I liked this book, and read it fast. But it should have been called "Soccer Stories for Americans". Most of the chapters were great reads but I don't know why a subject like the "Sentimental Hooligan" should be involved in a discussion about globalization. The Barca and Celtic/Rangers stuff was excellent. The book also gave some good insight on soccer and corruption. To me though it didn't really deal with globalization.
I figured out that it's a good way to introduce soccer to my friends, especially the ones that have obsessions with politics (Brazil was a big hit). It helps boil things down to basic levels and the stuff on hooliganism helps, too.
I'm a little late to the thread and a slightly off-topic as well, so double apologies. However, this thread made me think of a fantastic book I recently read about cricket in the colonial Trinidad. (I'm sure some of the literary minds on the boards will already be aware of it!). It's called Beyond a Bondary, by C.L.R. James, first published in 1963. If I had to reduce it to one grossly over-simplificating sentence, I'd say that it's about the ways in which the institutionalized sport of cricket reflect(s)/(ed) colonial structures in the West Indies and in England. (maybe?) Anyway, it might be of interest to those thinking about sports more generally, and not only soccer, as institutions with real political significance and influence.

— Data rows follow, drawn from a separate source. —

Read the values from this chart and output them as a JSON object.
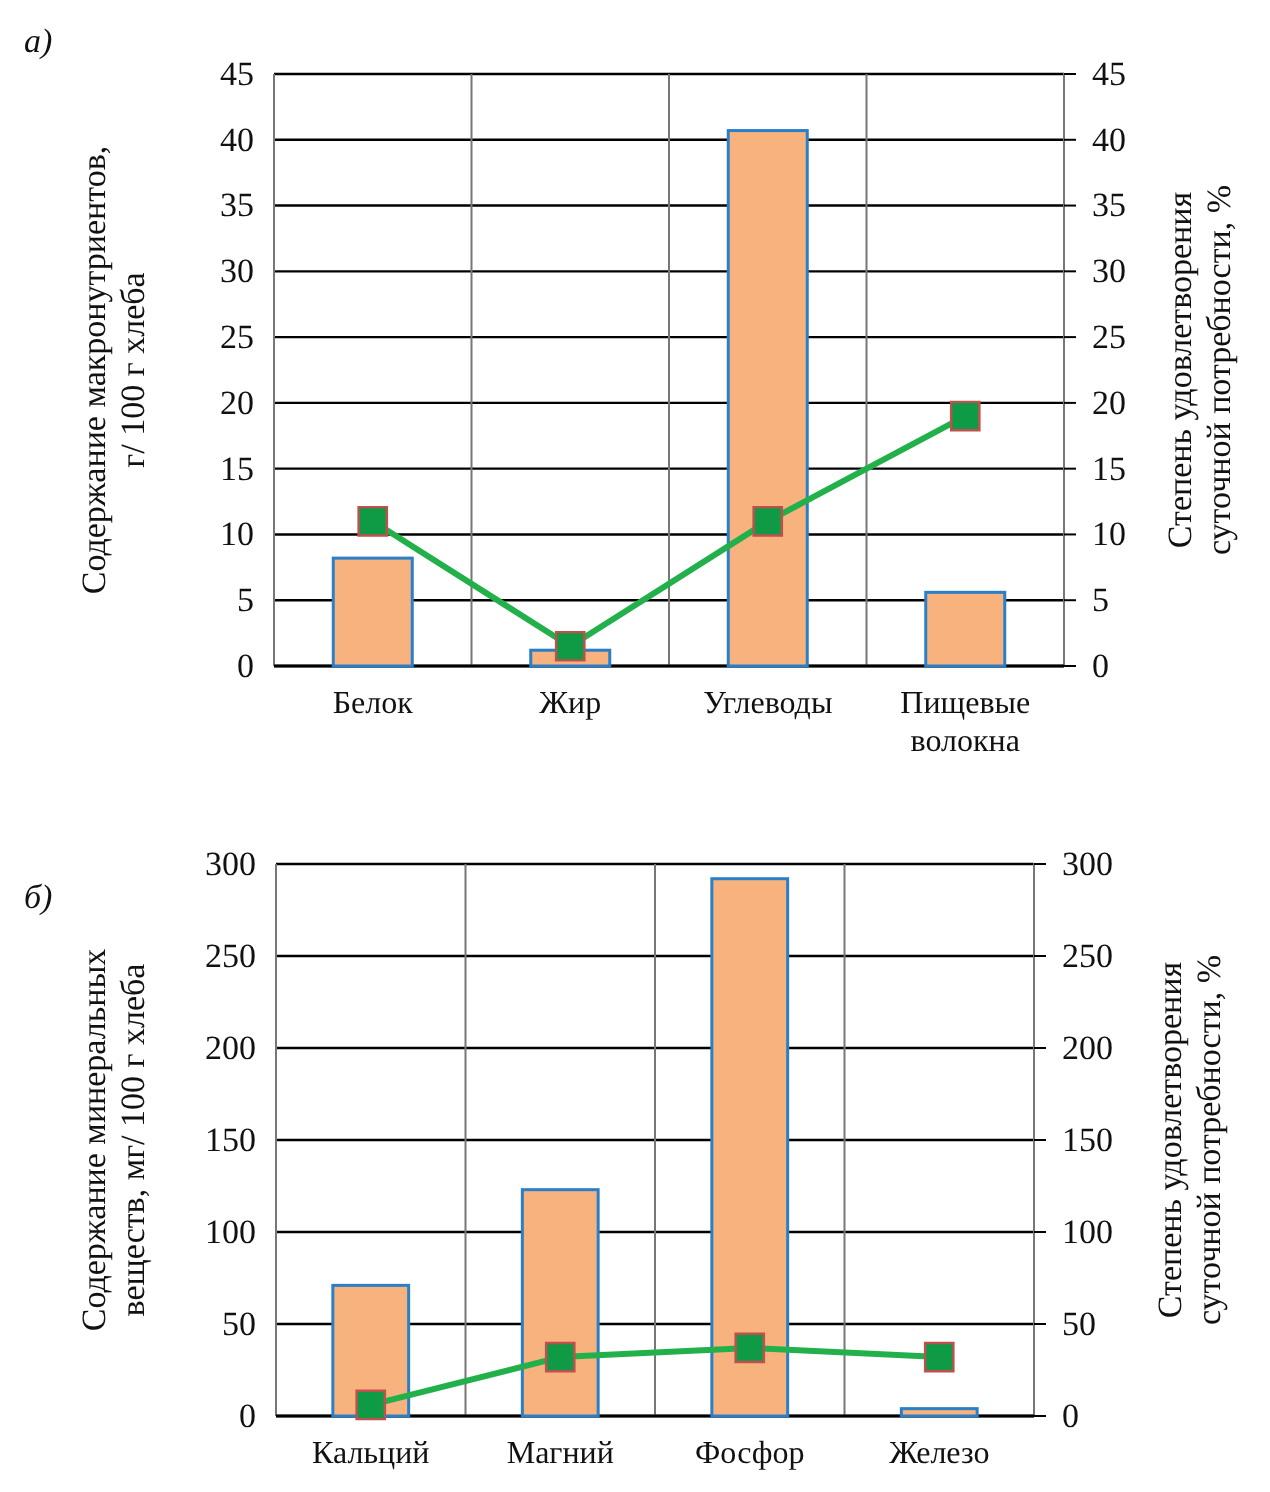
{
  "chart_data": [
    {
      "type": "bar",
      "title": "а)",
      "categories": [
        "Белок",
        "Жир",
        "Углеводы",
        "Пищевые волокна"
      ],
      "ylabel": "Содержание макронутриентов,\nг/ 100 г хлеба",
      "y2label": "Степень удовлетворения\nсуточной потребности, %",
      "ylim": [
        0,
        45
      ],
      "yticks": [
        0,
        5,
        10,
        15,
        20,
        25,
        30,
        35,
        40,
        45
      ],
      "y2lim": [
        0,
        45
      ],
      "y2ticks": [
        0,
        5,
        10,
        15,
        20,
        25,
        30,
        35,
        40,
        45
      ],
      "grid": true,
      "marker": "square",
      "line_style": "solid",
      "series": [
        {
          "color": "#f7b27e",
          "values": [
            8.2,
            1.2,
            40.7,
            5.6
          ]
        },
        {
          "type": "line",
          "axis": "y2",
          "color": "#22b04b",
          "values": [
            11,
            1.5,
            11,
            19
          ]
        }
      ]
    },
    {
      "type": "bar",
      "title": "б)",
      "categories": [
        "Кальций",
        "Магний",
        "Фосфор",
        "Железо"
      ],
      "ylabel": "Содержание минеральных\nвеществ, мг/ 100 г хлеба",
      "y2label": "Степень удовлетворения\nсуточной потребности, %",
      "ylim": [
        0,
        300
      ],
      "yticks": [
        0,
        50,
        100,
        150,
        200,
        250,
        300
      ],
      "y2lim": [
        0,
        300
      ],
      "y2ticks": [
        0,
        50,
        100,
        150,
        200,
        250,
        300
      ],
      "grid": true,
      "marker": "square",
      "line_style": "solid",
      "series": [
        {
          "color": "#f7b27e",
          "values": [
            71,
            123,
            292,
            4
          ]
        },
        {
          "type": "line",
          "axis": "y2",
          "color": "#22b04b",
          "values": [
            6,
            32,
            37,
            32
          ]
        }
      ]
    }
  ]
}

That's an accurate reading. I would only add that James talks about how the colonized, rather than passively absorb those colonial structures, use sport to resist and (maybe) even to transcend them. The sport was still Cricket when the West Indians got into it, but the West Indian identity expressed itself in the sport in ways the colonizers could neither predict nor control. Great book for the inquiring sports fan, even if he or she doesn't know a thing about cricket.